Taxonomy Tree Generation from Citation Graph
Yuntong Hu, Zhuofeng Li, Zheng Zhang, Chen Ling, Raasikh Kanjiani, Boxin Zhao, Liang Zhao
TL;DR
The paper tackles automatic taxonomy generation from citation graphs to organize scientific knowledge and support literature reviews. It introduces HiGTL (Hierarchical Graph Taxonomy Learning), an end-to-end framework that jointly learns hierarchical clustering of papers and verbalizes taxonomy nodes through iterative graph-to-text generation guided by user prompts, with an explicit decomposition $f = h\circ g$. Key contributions include a hierarchical clustering module with CLU and AGG operators and a hierarchical contrastive loss $\mathcal{L}_{\text{HiMulCon}}$, a hierarchical taxonomy node verbalization objective $\mathcal{L}_{\text{Gen}}$ driven by an LLM, and a two-phase optimization leveraging pretraining and LoRA fine-tuning.
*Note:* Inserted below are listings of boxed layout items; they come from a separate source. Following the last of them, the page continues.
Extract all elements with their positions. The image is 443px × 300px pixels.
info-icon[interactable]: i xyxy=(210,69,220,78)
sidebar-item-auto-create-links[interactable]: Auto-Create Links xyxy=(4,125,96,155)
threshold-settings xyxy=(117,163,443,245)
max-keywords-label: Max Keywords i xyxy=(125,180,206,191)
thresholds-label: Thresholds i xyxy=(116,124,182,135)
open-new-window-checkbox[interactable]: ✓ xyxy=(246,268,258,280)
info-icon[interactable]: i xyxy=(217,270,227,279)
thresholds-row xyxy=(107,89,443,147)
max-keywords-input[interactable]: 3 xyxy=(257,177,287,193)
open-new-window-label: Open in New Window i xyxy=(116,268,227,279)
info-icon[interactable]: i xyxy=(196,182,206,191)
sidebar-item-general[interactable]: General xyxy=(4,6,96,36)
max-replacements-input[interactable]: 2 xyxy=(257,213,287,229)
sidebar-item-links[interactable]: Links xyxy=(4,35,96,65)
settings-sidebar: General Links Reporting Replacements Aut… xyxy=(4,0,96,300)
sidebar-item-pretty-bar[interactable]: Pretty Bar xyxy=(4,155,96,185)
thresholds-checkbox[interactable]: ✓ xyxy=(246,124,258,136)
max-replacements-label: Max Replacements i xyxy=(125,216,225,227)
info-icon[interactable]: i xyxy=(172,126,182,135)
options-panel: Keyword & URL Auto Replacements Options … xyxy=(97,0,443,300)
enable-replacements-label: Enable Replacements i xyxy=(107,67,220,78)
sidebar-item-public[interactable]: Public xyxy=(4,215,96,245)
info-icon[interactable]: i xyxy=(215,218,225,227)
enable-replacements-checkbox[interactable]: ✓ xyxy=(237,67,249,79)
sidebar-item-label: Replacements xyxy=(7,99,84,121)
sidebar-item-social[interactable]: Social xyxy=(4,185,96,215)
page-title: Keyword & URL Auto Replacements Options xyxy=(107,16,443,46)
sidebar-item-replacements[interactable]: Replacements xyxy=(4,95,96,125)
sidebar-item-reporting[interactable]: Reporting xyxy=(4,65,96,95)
Experiments on 518 citation graphs from computer science literature reviews demonstrate state-of-the-art taxonomy quality (e.g., Coverage $=0.9357$, Structure $=0.9413$, BertScore $=0.8694$) and superior taxonomy-guided literature review generation (HiReview) compared to baselines, confirming the framework’s practical impact for knowledge discovery, trend identification, and scalable literature synthesis.
Abstract
Constructing taxonomies from citation graphs is essential for organizing scientific knowledge, facilitating literature reviews, and identifying emerging research trends. However, manual taxonomy construction is labor-intensive, time-consuming, and prone to human biases, often overlooking pivotal but less-cited papers. In this paper, to enable automatic hierarchical taxonomy generation from citation graphs, we propose HiGTL (Hierarchical Graph Taxonomy Learning), a novel end-to-end framework guided by human-provided instructions or preferred topics. Specifically, we propose a hierarchical citation graph clustering method that recursively groups related papers based on both textual content and citation structure, ensuring semantically meaningful and structurally coherent clusters. Additionally, we develop a novel taxonomy node verbalization strategy that iteratively generates central concepts for each cluster, leveraging a pre-trained large language model (LLM) to maintain semantic consistency across hierarchical levels. To further enhance performance, we design a joint optimization framework that fine-tunes both the clustering and concept generation modules, aligning structural accuracy with the quality of generated taxonomies. Extensive experiments demonstrate that HiGTL effectively produces coherent, high-quality taxonomies.